The carbonated water employed in the CW huff-n-puff process is prepared by continuous injection CO2 in the 1.4 wt% salinity brine under constant pressure of 20 MPa and temperature of 45 °C. At first, pour 950 mL brine in the 1L stainless steel container under atmospheric condition, then seal the container and put it in an incubator of 45 °C. Pressurize the container through CO2 injection until the internal pressure approaches 20 MPa. Maintain the pressure of 20 MPa through continuous CO2 injection 72 h to achieve the phase equilibrium between CO2 and brine. Based on the thermodynamic data of CO2 solubility in brine (Zhao et al., 2015), it is assured the prepared CO2-enriched solution is a stable one phase fluid and has the same amount of dissolved CO2 as under the reservoir condition of 28 MPa & 65 °C.
2.3 Experimental apparatus
Fig. 3 depicts the setup components schematically for performing the high pressure and high temperature huff-n-puff processes.
Schematic diagram of the experimental setup.
As shown in the figure, the oil and three injection fluids of carbonated water, brine and liquid CO2, are stored in four stainless steel containers marked of No.2, 3, 4 and 8, respectively. The stainless core holder (No.17), which could stand pressure up to 70 MPa and temperature up to 150 °C, is put in an incubator (No. 25) with upper limit of 150 °C. Together with the backpressure regulation system (No. 22–24) and confining pressure pump No.18, the core could maintain the reservoir pressure and temperature in the core holder without any side leakage. With the opened valve No.15, No.19 and the closed valve No. 16, oil is pushed through the tight core with high precision syringe pump to fulfill the oil saturation process. With opened valve No.15 and closed valve No. 16 and No.19, the fluid injection (huff) and soaking process is performed. Then with opened valve No.16 and closed valve No. 15 and No.19, the production (puff) process is performed and the produced oil is collected and measured with the effluent collection device (No.21).
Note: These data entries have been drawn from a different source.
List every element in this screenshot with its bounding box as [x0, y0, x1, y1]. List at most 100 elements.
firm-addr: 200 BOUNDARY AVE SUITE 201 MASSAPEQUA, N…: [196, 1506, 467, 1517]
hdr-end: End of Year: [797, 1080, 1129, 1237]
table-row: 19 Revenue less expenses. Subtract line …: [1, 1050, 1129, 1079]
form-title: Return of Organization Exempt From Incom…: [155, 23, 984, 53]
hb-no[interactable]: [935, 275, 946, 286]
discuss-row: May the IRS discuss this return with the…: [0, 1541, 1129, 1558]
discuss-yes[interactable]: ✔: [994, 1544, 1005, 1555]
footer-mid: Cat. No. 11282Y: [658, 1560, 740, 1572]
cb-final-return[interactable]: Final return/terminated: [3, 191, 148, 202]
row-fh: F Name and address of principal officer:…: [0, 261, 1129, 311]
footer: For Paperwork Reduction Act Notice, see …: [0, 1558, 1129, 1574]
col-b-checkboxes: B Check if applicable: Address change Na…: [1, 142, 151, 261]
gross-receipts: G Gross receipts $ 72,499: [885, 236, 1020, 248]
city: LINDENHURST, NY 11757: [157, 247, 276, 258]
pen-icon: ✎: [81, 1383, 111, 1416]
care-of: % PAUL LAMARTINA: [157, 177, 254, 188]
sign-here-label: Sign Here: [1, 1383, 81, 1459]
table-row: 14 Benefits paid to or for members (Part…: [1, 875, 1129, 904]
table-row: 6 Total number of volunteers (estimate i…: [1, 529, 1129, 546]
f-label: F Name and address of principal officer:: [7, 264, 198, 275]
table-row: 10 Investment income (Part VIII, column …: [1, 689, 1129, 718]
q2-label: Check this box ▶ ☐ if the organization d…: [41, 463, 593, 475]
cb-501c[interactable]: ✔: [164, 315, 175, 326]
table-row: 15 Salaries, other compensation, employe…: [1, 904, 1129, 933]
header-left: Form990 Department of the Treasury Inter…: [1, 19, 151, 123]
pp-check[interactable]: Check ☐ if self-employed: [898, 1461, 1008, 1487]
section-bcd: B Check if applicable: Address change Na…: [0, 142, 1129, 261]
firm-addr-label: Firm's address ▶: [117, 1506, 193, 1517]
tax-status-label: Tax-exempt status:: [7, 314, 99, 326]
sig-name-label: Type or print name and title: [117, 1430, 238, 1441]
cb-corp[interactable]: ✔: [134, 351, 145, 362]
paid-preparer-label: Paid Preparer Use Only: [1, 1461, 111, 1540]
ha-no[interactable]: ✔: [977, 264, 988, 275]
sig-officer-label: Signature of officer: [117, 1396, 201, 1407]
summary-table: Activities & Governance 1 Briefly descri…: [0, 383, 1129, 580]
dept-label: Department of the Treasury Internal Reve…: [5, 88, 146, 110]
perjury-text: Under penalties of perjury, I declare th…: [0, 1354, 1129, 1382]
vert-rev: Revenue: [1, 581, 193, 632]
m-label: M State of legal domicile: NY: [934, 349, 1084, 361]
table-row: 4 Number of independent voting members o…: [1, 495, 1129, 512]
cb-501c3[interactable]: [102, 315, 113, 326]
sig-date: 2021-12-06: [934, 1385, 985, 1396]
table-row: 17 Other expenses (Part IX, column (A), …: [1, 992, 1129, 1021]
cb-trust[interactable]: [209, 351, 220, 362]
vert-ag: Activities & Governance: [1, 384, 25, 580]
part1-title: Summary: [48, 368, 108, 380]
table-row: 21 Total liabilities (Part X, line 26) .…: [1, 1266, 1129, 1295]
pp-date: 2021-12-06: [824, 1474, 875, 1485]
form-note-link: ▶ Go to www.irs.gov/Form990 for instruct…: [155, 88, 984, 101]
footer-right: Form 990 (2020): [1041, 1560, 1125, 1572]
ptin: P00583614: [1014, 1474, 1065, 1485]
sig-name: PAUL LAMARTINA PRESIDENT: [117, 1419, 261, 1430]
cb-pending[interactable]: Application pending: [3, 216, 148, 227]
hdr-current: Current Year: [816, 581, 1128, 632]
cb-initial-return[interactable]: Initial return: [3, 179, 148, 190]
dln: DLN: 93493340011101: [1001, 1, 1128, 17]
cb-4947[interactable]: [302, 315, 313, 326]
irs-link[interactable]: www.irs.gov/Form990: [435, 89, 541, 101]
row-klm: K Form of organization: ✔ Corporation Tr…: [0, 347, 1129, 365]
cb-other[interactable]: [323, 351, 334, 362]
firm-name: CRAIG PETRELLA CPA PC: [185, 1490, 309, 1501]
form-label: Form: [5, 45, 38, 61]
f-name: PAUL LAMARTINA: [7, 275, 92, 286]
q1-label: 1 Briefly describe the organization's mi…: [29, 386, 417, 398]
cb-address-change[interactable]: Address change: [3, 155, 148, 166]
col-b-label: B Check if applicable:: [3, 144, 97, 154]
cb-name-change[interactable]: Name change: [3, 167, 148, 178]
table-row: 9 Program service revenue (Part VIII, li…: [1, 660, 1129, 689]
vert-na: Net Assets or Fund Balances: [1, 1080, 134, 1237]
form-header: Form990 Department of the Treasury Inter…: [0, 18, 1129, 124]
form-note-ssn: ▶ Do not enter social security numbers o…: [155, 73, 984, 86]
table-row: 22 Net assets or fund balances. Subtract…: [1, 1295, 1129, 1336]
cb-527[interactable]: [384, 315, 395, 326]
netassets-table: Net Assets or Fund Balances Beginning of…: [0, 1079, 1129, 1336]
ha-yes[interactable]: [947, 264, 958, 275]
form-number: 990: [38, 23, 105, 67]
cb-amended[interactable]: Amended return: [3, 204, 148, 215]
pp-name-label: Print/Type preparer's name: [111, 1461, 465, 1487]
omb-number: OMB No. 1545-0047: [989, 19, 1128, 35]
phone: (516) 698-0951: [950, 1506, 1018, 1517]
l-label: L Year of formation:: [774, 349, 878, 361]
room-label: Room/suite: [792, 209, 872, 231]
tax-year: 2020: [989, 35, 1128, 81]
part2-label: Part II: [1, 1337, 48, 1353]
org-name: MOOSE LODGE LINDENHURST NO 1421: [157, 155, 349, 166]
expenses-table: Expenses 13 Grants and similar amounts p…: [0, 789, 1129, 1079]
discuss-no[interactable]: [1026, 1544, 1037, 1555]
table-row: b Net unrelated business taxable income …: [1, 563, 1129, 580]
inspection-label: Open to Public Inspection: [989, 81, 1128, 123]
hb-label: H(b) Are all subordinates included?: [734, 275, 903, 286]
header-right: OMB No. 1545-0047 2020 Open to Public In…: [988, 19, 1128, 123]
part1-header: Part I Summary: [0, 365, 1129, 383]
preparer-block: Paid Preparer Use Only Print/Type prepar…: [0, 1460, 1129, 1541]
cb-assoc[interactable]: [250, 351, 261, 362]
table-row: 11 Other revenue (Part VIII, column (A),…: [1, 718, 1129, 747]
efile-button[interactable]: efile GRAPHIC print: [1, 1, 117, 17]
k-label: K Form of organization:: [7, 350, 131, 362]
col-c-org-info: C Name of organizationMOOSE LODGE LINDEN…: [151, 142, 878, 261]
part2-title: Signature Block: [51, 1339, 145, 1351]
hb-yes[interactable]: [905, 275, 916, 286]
Fig. 4 schematically illustrate the tight core when loaded in the core holder. Two tubes, one is for fluid injection and the other for the puff liquid extraction, are fabricated in the sealing bolt with fluid distributor at the front surface touching the core. The core is sealed tightly with the rubber jacket with the confine pressure water. With other side of the core blocked with stainless steel blocker, the injection fluid in the huff process is introduced into the tight core through the injection tube. Whereas the extracted fluid, such as produced oil together with water or CO2 in the puff process, is guided out of the core through the outflow tube.
Schematic illustration of the core when loaded in the core holder.
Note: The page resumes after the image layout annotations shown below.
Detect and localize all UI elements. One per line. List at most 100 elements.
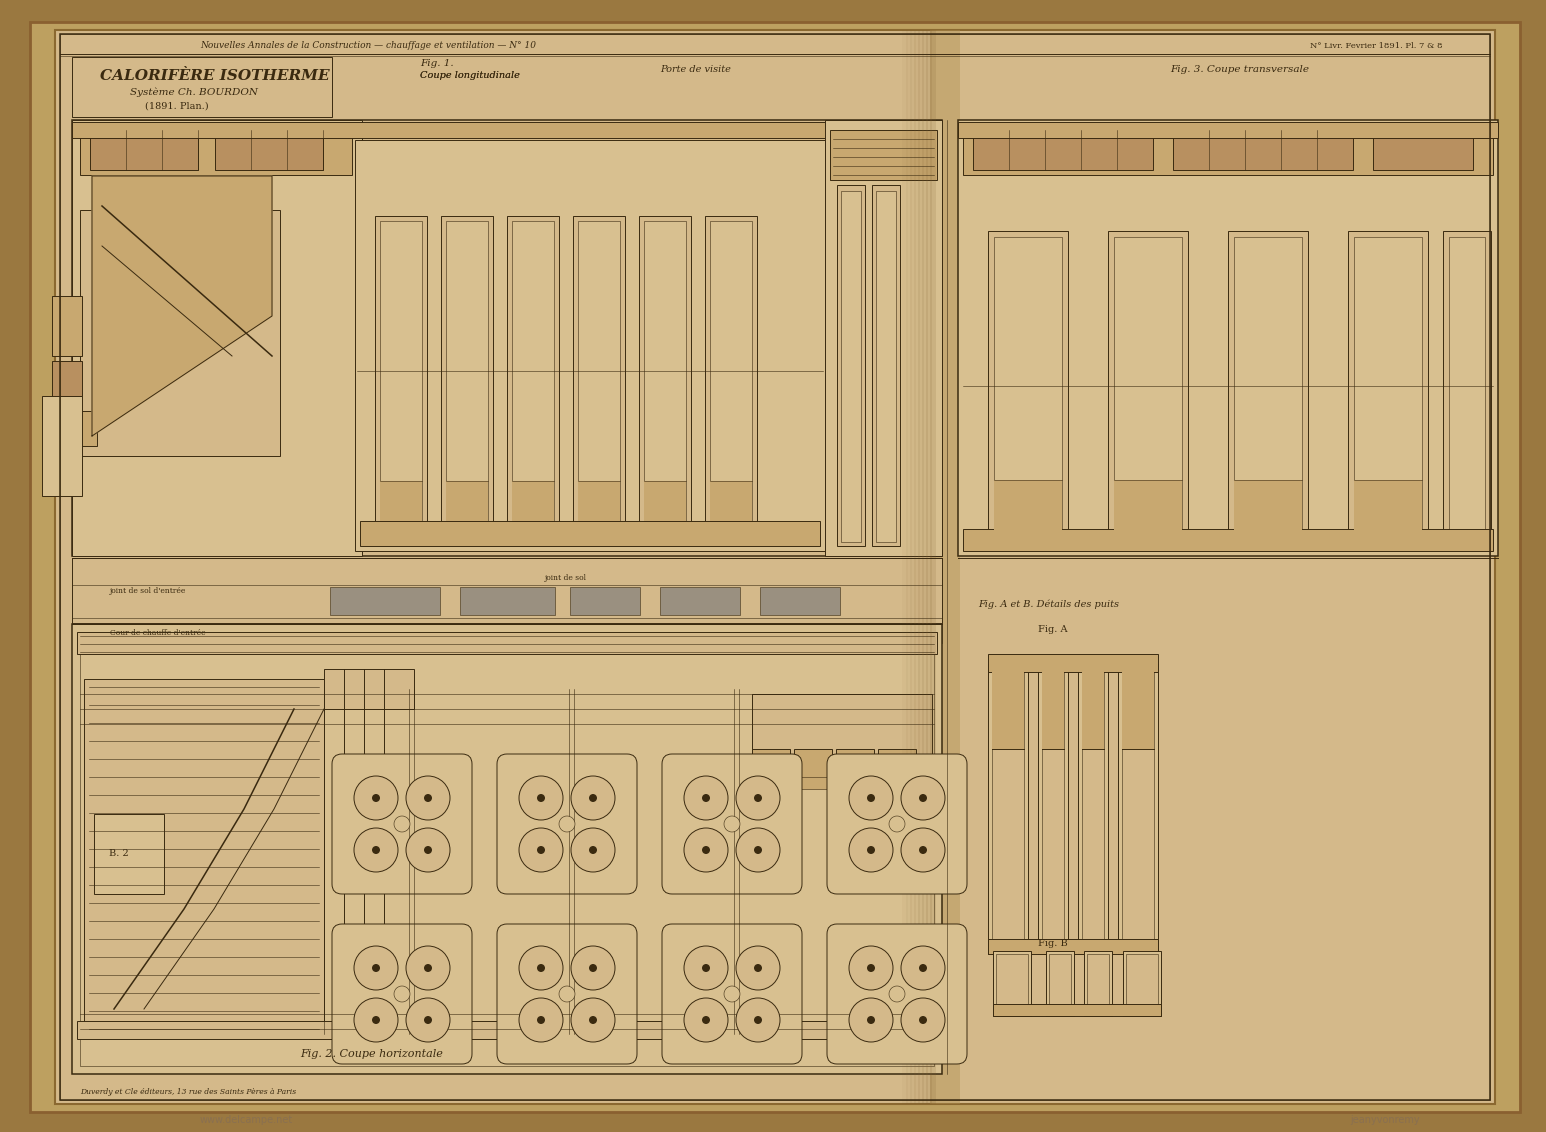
FancyBboxPatch shape (827, 924, 966, 1064)
Circle shape (724, 986, 741, 1002)
Bar (911, 31, 915, 1104)
Circle shape (373, 964, 380, 972)
Circle shape (754, 964, 762, 972)
Bar (705, 216, 758, 526)
Bar (1354, 237, 1422, 535)
Bar (73, 120, 362, 556)
Circle shape (736, 827, 781, 872)
Bar (329, 588, 441, 615)
Bar (73, 623, 942, 643)
Bar (1122, 951, 1161, 1017)
FancyBboxPatch shape (827, 754, 966, 894)
Bar (122, 180, 172, 220)
Bar (1348, 231, 1429, 541)
Bar (798, 777, 829, 789)
Circle shape (702, 846, 710, 854)
Bar (994, 237, 1062, 535)
Bar (1084, 951, 1112, 1017)
FancyBboxPatch shape (332, 754, 472, 894)
FancyBboxPatch shape (662, 924, 802, 1064)
Circle shape (918, 1017, 928, 1024)
Circle shape (354, 946, 397, 990)
Circle shape (736, 946, 781, 990)
Bar (993, 668, 1023, 950)
Circle shape (536, 1017, 546, 1024)
Bar (80, 130, 352, 175)
Bar (1354, 480, 1422, 535)
Bar (1118, 664, 1158, 954)
Bar (574, 216, 625, 526)
Bar (1122, 668, 1153, 749)
Bar (1234, 237, 1302, 535)
Circle shape (849, 827, 894, 872)
FancyBboxPatch shape (496, 754, 637, 894)
Bar (918, 31, 925, 1104)
Bar (1042, 668, 1064, 749)
Bar (53, 295, 82, 355)
Bar (988, 231, 1068, 541)
Bar (73, 57, 332, 117)
Circle shape (570, 946, 615, 990)
Circle shape (354, 998, 397, 1041)
Circle shape (589, 794, 597, 801)
Circle shape (867, 846, 875, 854)
Circle shape (519, 777, 563, 820)
Bar (993, 951, 1031, 1017)
Circle shape (589, 1017, 597, 1024)
Bar (972, 130, 1153, 170)
Circle shape (754, 1017, 762, 1024)
Bar (73, 411, 97, 446)
Bar (996, 954, 1028, 1013)
Text: CALORIFÈRE ISOTHERME: CALORIFÈRE ISOTHERME (100, 69, 329, 83)
Circle shape (901, 777, 945, 820)
Text: www.delcampe.net: www.delcampe.net (199, 1115, 294, 1125)
Text: Duverdy et Cle éditeurs, 13 rue des Saints Pères à Paris: Duverdy et Cle éditeurs, 13 rue des Sain… (80, 1088, 297, 1096)
Circle shape (536, 964, 546, 972)
Bar (1087, 954, 1108, 1013)
Bar (795, 749, 832, 779)
Polygon shape (93, 175, 272, 436)
Bar (645, 481, 686, 521)
Bar (461, 588, 555, 615)
Circle shape (867, 964, 875, 972)
Circle shape (702, 964, 710, 972)
Bar (1108, 231, 1187, 541)
Text: Coupe longitudinale: Coupe longitudinale (421, 70, 519, 79)
Bar (53, 361, 82, 396)
Text: Cour de chauffe d'entrée: Cour de chauffe d'entrée (110, 629, 206, 637)
Bar (215, 130, 323, 170)
Bar (77, 632, 937, 654)
Bar (836, 749, 873, 779)
Circle shape (560, 986, 575, 1002)
Circle shape (519, 946, 563, 990)
Circle shape (394, 986, 410, 1002)
Bar (1082, 668, 1104, 749)
Bar (751, 694, 932, 774)
Text: Fig. 3. Coupe transversale: Fig. 3. Coupe transversale (1170, 65, 1309, 74)
Bar (1449, 237, 1486, 535)
Text: Fig. B: Fig. B (1037, 940, 1068, 949)
Bar (94, 814, 164, 894)
Bar (376, 216, 427, 526)
Circle shape (702, 794, 710, 801)
Bar (53, 401, 74, 456)
Text: jeanyvonremy: jeanyvonremy (1350, 1115, 1419, 1125)
Circle shape (918, 846, 928, 854)
Bar (1234, 480, 1302, 535)
FancyBboxPatch shape (332, 924, 472, 1064)
Bar (360, 521, 819, 546)
Bar (931, 31, 935, 1104)
Bar (906, 31, 912, 1104)
Circle shape (918, 794, 928, 801)
Circle shape (867, 1017, 875, 1024)
Circle shape (683, 998, 728, 1041)
Bar (1078, 664, 1108, 954)
Bar (761, 588, 839, 615)
Circle shape (560, 816, 575, 832)
Circle shape (589, 846, 597, 854)
Bar (963, 529, 1493, 551)
Text: Fig. A et B. Détails des puits: Fig. A et B. Détails des puits (979, 599, 1119, 609)
Circle shape (407, 946, 450, 990)
Bar (872, 185, 900, 546)
Bar (73, 120, 942, 556)
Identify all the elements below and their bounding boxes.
After each cycle of huff-n-puff process, the tight core sample will be taken out of the core holder for NMR measurement (NMR model: MesoMR23-060H-I, Suzhou Niumag Analytical Instrument Co. China). The T2 spectrum obtained by NMR reflects the spatial distribution of 1H-proton-bearing fluid in the rock sample with longer the relaxation time standing for larger pore diameter (Qun et al., 2019; Liu et al., 2020). Therefore, the NMR T2 results could reveal the oil mobilization rules in different size pores of the tight media after the huff-h-puff process.
2.4 Experimental procedure
The experimental procedure for CW huff-n-puff process is listed as follows,
-
(1)
Dry the core for 72 h, weigh and measure the T2 spectrum of the dry core with NMR equipment.
-
(2)
Put the tight core in the core holder and vacuum the core for 24 h.
-
(3)
Flood the core with oil at elevated temperature of 65 °C and elevated backpressure around 10 MPa. When the oil makes breakthrough from the tight core, the oil flood rate is set to 0.05 mL/min. Record the pressure drop between inlet and outlet of core to obtain the oil phase permeability.
-
(4)
Keep oil injection for another 12 h with closed outlet and bypass valve at fixed system pressure of 20 MPa and temperature of 65 °C to fulfill satisfactory oil saturation of the core.
-
(5)
Release the system pressure at the depletion speed of 0.5 MPa/min and take out the oil saturated core from the core holder. Weigh and measure the T2 spectrum of the oil saturated core with NMR equipment. It has to be mentioned setting up the on-line NMR equipment for such a high pressure and temperature system is too complicated to be easily fulfilled, therefore the off-line NMR measurement for the tight cores are performed on not only the oil saturated cores but the core samples after each cycle of huff-n-puff process.
-
(6)
Perform the 1st cycle huff-n-puff procedure. Put back the oil-saturated core in the core holder, then keep continuous injection of CW to elevate the system pressure to 28 MPa and temperature to 65 °C in accordance with the designated reservoir condition. Maintain the system condition for 24 h and then release the system pressure at the depletion speed of 0.5 MPa/min. Measure the collected oil volume and measure the T2 spectrum of the core with NMR equipment.
-
(7)
In the same procedure, perform totally four cycles of CW huff-n-puff process and record the oil recovery rate and measure the NMR T2 spectrum of the core after each cycle of the process.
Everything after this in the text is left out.